Thaumatúrg (griech.), Wunderthäter (daher Beiname mehrerer Heiligen, namentlich der griechischen Kirche), auch s. v. w. Gaukler.

Thausing, Moritz, Kunstschriftsteller, geb. 3. Juni 1838 auf Schloß Tschischkowitz bei Leitmeritz in Böhmen, studierte an den Universitäten Prag, Wien und München Geschichte und germanische Philologie und war anfangs auf diesen Gebieten schriftstellerisch thätig, bis er sich, nachdem er 1868 Vorsteher der Kupferstich- und Handzeichnungensammlung des Erzherzogs Albrecht (Albertina) in Wien geworden, der Kunstwissenschaft zuwendete. 1873 wurde er Professor der Kunstgeschichte an der Wiener Universität. Er starb durch eigne Hand 14. Aug. 1884 in Leitmeritz. T. gab heraus: "Dürers Briefe, Tagebücher und Reime" (Wien 1872); "Dürer, Geschichte seines Lebens und seiner Kunst" (2. Aufl., Leipz. 1884, 2 Bde.); "Le livre d'esquisses de J. J. Callot" (Wien 1881); "Wiener Kunstbriefe" (Leipz. 1884).

Thaya, Fluß in Österreich, entsteht aus zwei Flüssen, der Mährischen und der Deutschen T., von denen erstere nordöstlich von Teltsch in Mähren, letztere bei Schweiggers in Niederösterreich entspringt und sich mit jener bei Raabs vereinigt, nimmt die Jaispitz, Pulkau und Iglawa auf und fällt bei Hohenau in die March; 282 km lang und sehr fischreich.

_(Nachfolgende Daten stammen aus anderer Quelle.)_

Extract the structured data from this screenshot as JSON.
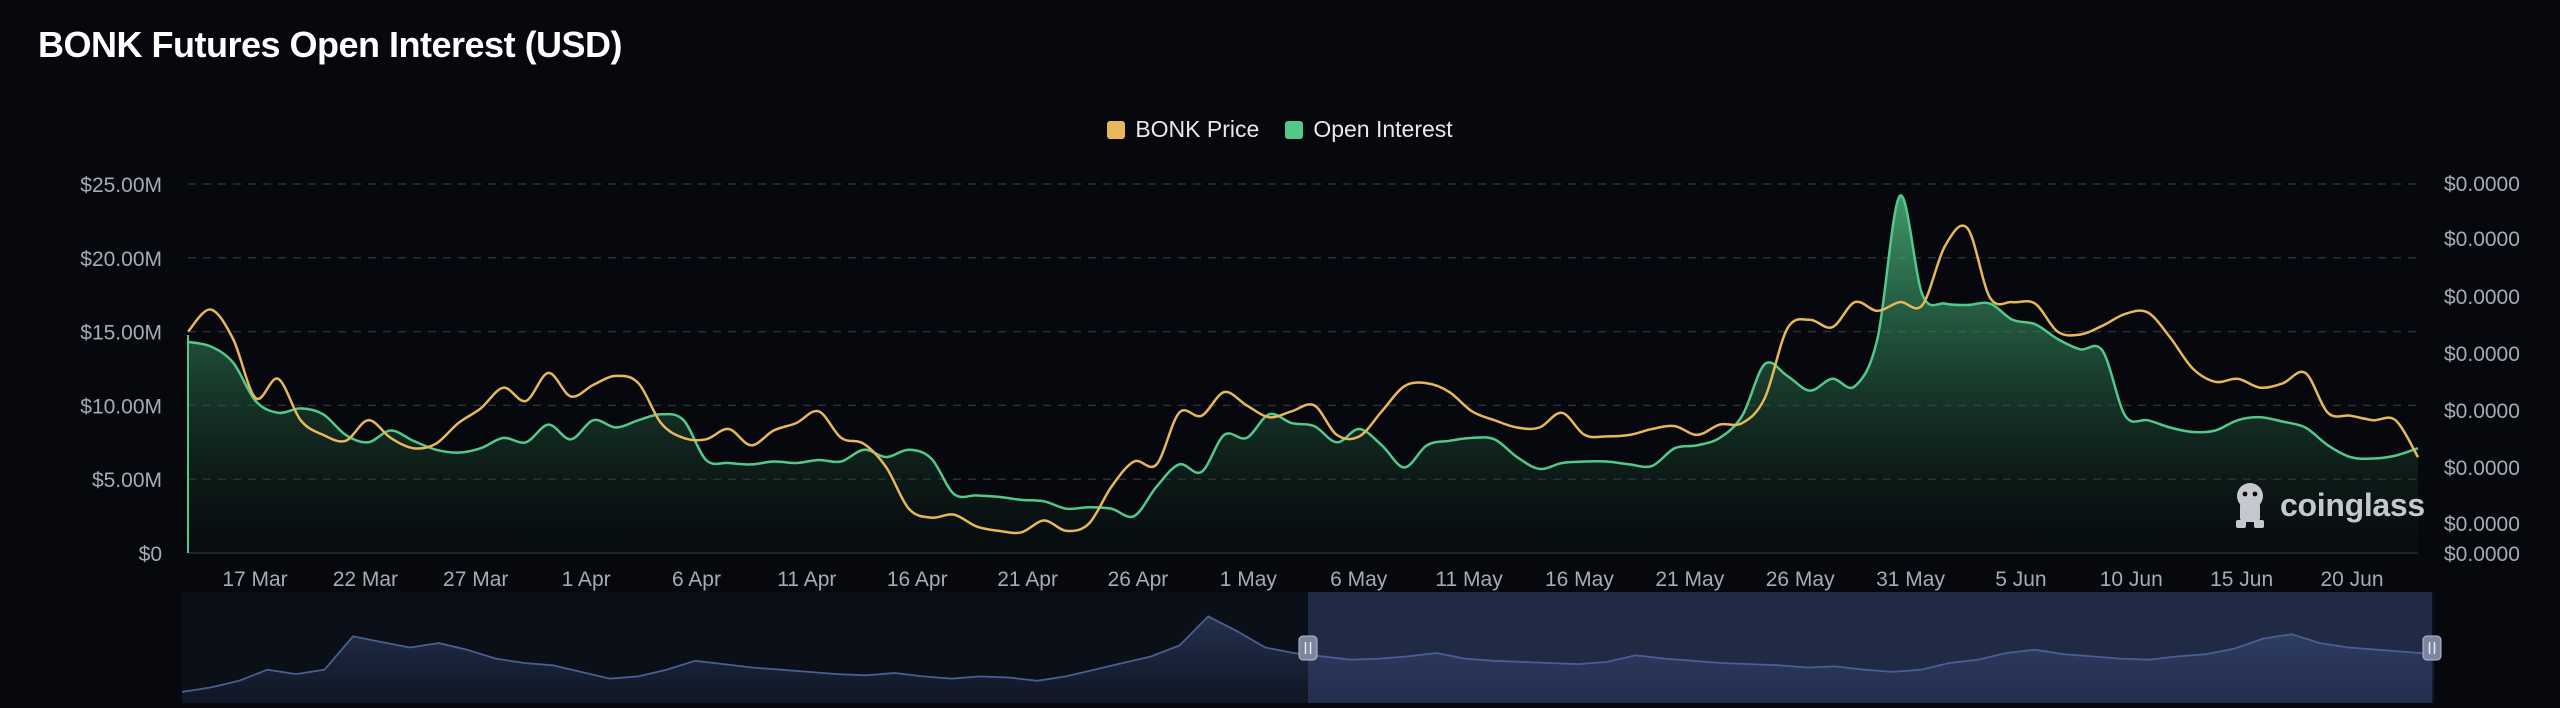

Thayer (spr. theh'r), Alexander Wheelock, amerikan. Schriftsteller, insbesondere als Biograph Beethovens hochverdient, geb. 22. Okt. 1817 zu South Natick (Massachusetts), studierte Rechtswissenschaft an der Harvard University zu Cambridge, trat, nachdem er daselbst promoviert hatte, in den Staatsdienst, war 1860-64 bei der amerikanischen Gesandtschaft in Wien angestellt und lebte seitdem als Konsul der Vereinigten Staaten in Triest. Seit 1882 widmet er sich ausschließlich litterarischen Studien. Schon frühzeitig hatte er den Plan einer erschöpfenden Biographie Beethovens gefaßt und zur Ausführung desselben wiederholt (1849-51, 1854-56, 1858 ff.) Studienreisen nach Deutschland unternommen, wo er durch seine Nachforschungen ein überaus reiches Material zusammenbrachte. Das Werk erschien zunächst in deutscher Übersetzung (von H. Deiters): "L. van Beethovens Leben" (Berl. 1876-79, 3 Bde.), und entwirft unter Beiseitelassung aller musikalischen Analyse und Charakteristik von dem Lebensgang und menschlichen Charakter des Meisters ein Bild, das an Vollständigkeit, Treue und psychologischem Verständnis jeden frühern Versuch auf diesem Gebiet weit hinter sich läßt. T. veröffentlichte außerdem: "Signor Masoni and other papers of the late J. Brown", eine Sammlung musikalischer Novellen (Berl. 1862); "Chronologisches Verzeichnis der Werke L. van Beethovens" (das. 1865); "Ein kritischer Beitrag zur Beethoven-Litteratur" (das. 1877) u. a.

Thäyingen (Thayngen), Dorf im schweizer. Kanton Schaffhausen, an der Bahnlinie Konstanz-Schaffhausen, mit Weinbau und (1888) 1185 Einw. über die dort gemachten Höhlenfunde s. Randen.